Como el descubrimiento del amor, como el descubrimiento del mar, el descubrimiento de Dostoievski marca una fecha memorable de nuestra vida. Suele corresponder a la adolescencia, la madurez busca y descubre a escritores serenos. En 1915, en Ginebra, leí con avidez Crimen y castigo, en la muy legible versión inglesa de Constance Garnett. Esa novela cuyos héroes son un asesino y una ramera me pareció no menos terrible que la guerra que nos cercaba. Busqué una biografía del autor. Hijo de un cirujano militar que murió asesinado, Dostoievski (1821-1881) conoció la pobreza, la enfermedad, la cárcel, el destierro, el asiduo ejercicio de las letras, los viajes, la pasión del juego y, ya en el término de sus días, la fama. Profesó el culto de Balzac. Envuelto en una vaga conspiración, fue condenado a muerte. Casi al pie del patíbulo, donde habían sido ejecutados sus compañeros, la sentencia fue conmutada, pero Dostoievski cumplió en Siberia cuatro años de trabajos forzados, que nunca olvidaría.
Estudió y expuso las utopías de Fourier, Owen y Saint-Simon. Fue socialista y
paneslavista. Yo había imaginado que Dostoievski era una suerte de gran Dios
insondable, capaz de comprender y justificar a todos los seres.
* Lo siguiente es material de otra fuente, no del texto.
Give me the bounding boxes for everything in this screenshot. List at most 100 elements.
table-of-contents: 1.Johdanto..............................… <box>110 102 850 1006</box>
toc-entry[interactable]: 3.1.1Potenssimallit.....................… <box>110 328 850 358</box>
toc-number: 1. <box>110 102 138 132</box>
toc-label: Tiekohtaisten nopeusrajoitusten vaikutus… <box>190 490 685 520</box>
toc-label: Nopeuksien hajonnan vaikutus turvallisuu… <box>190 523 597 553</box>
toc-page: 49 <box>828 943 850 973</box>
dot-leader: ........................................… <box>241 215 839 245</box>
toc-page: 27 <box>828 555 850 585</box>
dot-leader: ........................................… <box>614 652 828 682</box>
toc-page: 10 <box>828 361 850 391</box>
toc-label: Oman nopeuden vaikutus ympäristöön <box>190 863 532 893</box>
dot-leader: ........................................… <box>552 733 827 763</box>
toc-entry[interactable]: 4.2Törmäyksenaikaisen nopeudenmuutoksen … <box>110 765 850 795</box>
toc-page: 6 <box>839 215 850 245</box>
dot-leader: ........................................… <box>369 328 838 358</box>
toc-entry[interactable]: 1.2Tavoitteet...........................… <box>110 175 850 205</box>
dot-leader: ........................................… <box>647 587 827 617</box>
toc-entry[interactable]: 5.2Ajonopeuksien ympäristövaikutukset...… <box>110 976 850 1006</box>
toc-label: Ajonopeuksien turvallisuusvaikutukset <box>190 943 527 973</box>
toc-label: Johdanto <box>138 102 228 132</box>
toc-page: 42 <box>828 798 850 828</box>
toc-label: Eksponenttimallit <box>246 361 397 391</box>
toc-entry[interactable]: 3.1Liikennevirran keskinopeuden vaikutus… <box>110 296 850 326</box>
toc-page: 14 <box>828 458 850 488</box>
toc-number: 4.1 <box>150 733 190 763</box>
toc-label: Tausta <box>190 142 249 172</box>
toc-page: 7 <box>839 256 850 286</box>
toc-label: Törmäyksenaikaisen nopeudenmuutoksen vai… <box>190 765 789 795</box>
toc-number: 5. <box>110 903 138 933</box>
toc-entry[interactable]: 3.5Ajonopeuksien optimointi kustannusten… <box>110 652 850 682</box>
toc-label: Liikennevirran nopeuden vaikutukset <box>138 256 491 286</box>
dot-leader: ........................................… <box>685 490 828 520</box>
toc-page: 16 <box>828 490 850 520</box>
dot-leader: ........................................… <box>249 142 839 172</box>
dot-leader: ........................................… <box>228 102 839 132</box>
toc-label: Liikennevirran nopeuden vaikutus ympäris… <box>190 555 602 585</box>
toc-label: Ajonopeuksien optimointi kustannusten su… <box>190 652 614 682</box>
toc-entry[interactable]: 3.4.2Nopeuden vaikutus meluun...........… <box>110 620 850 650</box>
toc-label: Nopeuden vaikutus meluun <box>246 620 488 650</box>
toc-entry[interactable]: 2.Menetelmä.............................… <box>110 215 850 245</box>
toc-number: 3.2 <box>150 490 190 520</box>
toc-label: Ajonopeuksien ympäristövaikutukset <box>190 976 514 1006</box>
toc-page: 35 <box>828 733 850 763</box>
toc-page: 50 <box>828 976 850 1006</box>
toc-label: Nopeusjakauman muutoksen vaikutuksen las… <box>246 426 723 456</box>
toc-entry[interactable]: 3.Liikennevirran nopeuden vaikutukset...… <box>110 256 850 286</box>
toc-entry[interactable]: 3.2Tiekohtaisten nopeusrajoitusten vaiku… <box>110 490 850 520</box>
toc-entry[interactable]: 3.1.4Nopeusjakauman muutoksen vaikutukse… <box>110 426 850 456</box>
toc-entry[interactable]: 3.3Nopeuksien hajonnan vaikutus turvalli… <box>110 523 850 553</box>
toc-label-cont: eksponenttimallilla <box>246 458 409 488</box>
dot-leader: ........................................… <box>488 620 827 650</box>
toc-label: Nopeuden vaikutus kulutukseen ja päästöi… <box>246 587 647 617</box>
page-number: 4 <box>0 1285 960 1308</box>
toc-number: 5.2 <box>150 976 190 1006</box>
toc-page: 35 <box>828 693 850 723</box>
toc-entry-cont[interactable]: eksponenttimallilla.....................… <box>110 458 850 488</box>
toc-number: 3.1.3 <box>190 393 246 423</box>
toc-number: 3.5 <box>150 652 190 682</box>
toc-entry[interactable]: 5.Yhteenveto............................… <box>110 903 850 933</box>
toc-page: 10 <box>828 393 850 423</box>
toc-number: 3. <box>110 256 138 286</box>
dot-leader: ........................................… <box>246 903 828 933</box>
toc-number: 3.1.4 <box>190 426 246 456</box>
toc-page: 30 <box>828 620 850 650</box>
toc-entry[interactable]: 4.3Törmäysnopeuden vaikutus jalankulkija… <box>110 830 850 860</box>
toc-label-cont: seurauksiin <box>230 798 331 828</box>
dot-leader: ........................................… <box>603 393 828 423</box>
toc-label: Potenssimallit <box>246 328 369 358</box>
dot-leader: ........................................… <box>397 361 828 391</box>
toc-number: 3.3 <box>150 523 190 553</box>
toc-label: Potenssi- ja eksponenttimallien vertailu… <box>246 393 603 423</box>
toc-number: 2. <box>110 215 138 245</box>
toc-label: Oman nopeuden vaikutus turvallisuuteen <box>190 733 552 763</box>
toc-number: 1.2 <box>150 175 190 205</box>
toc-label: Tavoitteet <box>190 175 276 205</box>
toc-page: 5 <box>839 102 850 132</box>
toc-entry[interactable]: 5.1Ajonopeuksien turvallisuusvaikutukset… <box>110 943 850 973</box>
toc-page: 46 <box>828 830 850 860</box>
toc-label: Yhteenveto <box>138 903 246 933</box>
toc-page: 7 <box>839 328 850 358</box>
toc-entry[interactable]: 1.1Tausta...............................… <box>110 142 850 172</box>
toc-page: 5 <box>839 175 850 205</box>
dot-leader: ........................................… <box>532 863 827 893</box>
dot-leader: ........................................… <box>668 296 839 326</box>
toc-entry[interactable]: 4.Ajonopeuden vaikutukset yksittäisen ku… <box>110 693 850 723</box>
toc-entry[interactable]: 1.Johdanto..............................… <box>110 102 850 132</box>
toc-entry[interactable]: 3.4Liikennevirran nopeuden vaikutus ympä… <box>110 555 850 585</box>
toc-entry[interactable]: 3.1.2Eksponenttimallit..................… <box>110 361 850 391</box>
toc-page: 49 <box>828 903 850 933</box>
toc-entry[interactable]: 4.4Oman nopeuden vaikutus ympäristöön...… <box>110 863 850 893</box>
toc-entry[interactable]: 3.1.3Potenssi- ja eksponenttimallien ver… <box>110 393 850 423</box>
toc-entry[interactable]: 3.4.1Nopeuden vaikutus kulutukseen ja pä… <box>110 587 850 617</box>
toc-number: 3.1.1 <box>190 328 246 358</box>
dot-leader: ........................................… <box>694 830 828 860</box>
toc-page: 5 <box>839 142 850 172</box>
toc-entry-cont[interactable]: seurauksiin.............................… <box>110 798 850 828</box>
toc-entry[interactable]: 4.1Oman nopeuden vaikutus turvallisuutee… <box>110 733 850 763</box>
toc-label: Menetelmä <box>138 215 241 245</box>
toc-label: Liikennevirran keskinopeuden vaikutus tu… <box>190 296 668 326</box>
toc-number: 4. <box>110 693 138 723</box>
Me asombró que
hubiera descendido alguna vez a la mera política, que discrimina y que condena.
Leer un libro de Dostoievski es penetrar en una gran ciudad, que ignoramos, o en
la sombra de una batalla. Crimen y castigo me había revelado, entre otras cosas, un
mundo ajeno a mí. Inicié la lectura de Los demonios y algo muy extraño ocurrió.
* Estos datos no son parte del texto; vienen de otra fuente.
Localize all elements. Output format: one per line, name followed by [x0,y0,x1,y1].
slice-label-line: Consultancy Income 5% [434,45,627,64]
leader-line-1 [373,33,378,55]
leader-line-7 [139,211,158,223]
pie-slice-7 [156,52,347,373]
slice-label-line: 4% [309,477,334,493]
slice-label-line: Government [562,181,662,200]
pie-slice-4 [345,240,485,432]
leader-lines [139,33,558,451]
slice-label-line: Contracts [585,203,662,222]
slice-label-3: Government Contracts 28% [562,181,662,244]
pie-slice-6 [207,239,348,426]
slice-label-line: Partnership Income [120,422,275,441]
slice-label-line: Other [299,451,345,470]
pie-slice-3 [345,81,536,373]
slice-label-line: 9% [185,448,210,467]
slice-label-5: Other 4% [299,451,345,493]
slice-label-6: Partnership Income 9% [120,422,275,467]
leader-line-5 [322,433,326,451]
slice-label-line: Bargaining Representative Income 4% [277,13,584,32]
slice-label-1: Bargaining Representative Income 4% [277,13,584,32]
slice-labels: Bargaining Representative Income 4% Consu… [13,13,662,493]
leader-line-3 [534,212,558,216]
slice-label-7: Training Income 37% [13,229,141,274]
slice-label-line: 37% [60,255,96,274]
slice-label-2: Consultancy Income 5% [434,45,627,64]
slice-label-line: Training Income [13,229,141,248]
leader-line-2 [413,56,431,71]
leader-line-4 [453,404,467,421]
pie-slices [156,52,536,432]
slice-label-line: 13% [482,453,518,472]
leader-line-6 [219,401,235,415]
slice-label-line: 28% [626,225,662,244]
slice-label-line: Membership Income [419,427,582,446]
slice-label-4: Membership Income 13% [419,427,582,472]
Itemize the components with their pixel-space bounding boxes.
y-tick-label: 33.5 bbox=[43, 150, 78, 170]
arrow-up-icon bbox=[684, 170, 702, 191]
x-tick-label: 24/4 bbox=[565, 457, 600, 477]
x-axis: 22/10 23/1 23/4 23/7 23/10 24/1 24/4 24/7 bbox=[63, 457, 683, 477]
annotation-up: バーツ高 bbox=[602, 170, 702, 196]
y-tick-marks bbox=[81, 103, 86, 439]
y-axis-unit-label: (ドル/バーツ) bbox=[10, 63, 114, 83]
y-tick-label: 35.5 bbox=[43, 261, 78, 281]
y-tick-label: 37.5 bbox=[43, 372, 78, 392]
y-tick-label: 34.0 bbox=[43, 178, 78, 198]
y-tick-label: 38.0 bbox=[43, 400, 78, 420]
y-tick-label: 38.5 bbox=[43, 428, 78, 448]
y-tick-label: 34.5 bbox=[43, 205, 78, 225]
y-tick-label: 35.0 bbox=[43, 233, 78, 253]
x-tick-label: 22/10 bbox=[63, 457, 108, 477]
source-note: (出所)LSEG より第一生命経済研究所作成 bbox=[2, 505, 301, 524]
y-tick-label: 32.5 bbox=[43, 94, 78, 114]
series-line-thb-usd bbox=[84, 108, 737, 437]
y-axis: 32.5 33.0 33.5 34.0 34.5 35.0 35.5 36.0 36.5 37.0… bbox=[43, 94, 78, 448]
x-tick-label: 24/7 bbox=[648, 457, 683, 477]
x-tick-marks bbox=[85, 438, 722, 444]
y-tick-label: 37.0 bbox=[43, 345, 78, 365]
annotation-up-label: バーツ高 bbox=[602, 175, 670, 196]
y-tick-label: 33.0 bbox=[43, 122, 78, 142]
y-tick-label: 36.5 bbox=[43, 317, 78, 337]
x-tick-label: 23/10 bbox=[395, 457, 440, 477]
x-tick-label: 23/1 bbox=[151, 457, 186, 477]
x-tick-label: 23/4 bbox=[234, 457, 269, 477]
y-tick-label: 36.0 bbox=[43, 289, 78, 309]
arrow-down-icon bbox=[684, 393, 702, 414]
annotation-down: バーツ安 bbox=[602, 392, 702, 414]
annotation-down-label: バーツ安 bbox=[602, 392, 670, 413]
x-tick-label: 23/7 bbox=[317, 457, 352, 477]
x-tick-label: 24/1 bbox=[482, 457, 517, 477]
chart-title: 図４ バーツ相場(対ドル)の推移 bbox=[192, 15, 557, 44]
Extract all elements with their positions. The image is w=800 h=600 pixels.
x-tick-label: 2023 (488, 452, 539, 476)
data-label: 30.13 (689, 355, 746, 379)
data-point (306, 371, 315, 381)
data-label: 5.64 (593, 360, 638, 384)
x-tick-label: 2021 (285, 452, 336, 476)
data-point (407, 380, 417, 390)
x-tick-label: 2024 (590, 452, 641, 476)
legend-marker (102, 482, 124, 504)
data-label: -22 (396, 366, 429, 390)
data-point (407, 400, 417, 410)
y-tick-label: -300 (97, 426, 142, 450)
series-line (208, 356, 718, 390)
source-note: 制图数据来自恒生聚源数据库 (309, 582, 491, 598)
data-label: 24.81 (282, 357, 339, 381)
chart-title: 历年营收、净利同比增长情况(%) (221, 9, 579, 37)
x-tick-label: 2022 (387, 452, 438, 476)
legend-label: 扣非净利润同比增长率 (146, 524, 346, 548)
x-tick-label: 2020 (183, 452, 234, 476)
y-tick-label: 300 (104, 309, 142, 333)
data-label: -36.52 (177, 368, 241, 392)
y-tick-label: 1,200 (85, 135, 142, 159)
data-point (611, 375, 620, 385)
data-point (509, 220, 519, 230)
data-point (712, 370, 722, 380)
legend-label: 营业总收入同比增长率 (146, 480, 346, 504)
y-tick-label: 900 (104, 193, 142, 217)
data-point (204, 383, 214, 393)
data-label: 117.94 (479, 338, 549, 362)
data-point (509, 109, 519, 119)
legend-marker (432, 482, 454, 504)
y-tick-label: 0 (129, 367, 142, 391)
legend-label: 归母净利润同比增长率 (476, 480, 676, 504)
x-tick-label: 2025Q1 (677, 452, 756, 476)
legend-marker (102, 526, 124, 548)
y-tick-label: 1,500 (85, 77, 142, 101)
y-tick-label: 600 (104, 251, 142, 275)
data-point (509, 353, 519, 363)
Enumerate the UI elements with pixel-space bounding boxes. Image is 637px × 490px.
Sentí que había regresado a la patria. La estepa de la obra era una magnificación de la
Pampa. Varvara Petrovna y Stepan Trofimovich Verjovenski eran, pese a sus
incómodos nombres, viejos argentinos irresponsables. El libro empieza con alegría,
como si el narrador no supiera el trágico fin.
En el prefacio de una antología de la literatura rusa Vladimir Nabokov declaró
que no había encontrado una sola página de Dostoievski digna de ser incluida. Esto
quiere decir que Dostoievski no debe ser juzgado por cada página sino por la suma de
páginas que componen el libro.
JORGE LUIS BORGES, prólogo a Los demonios, incluido en su Biblioteca personal, Alianza Editorial, Madrid, 1997.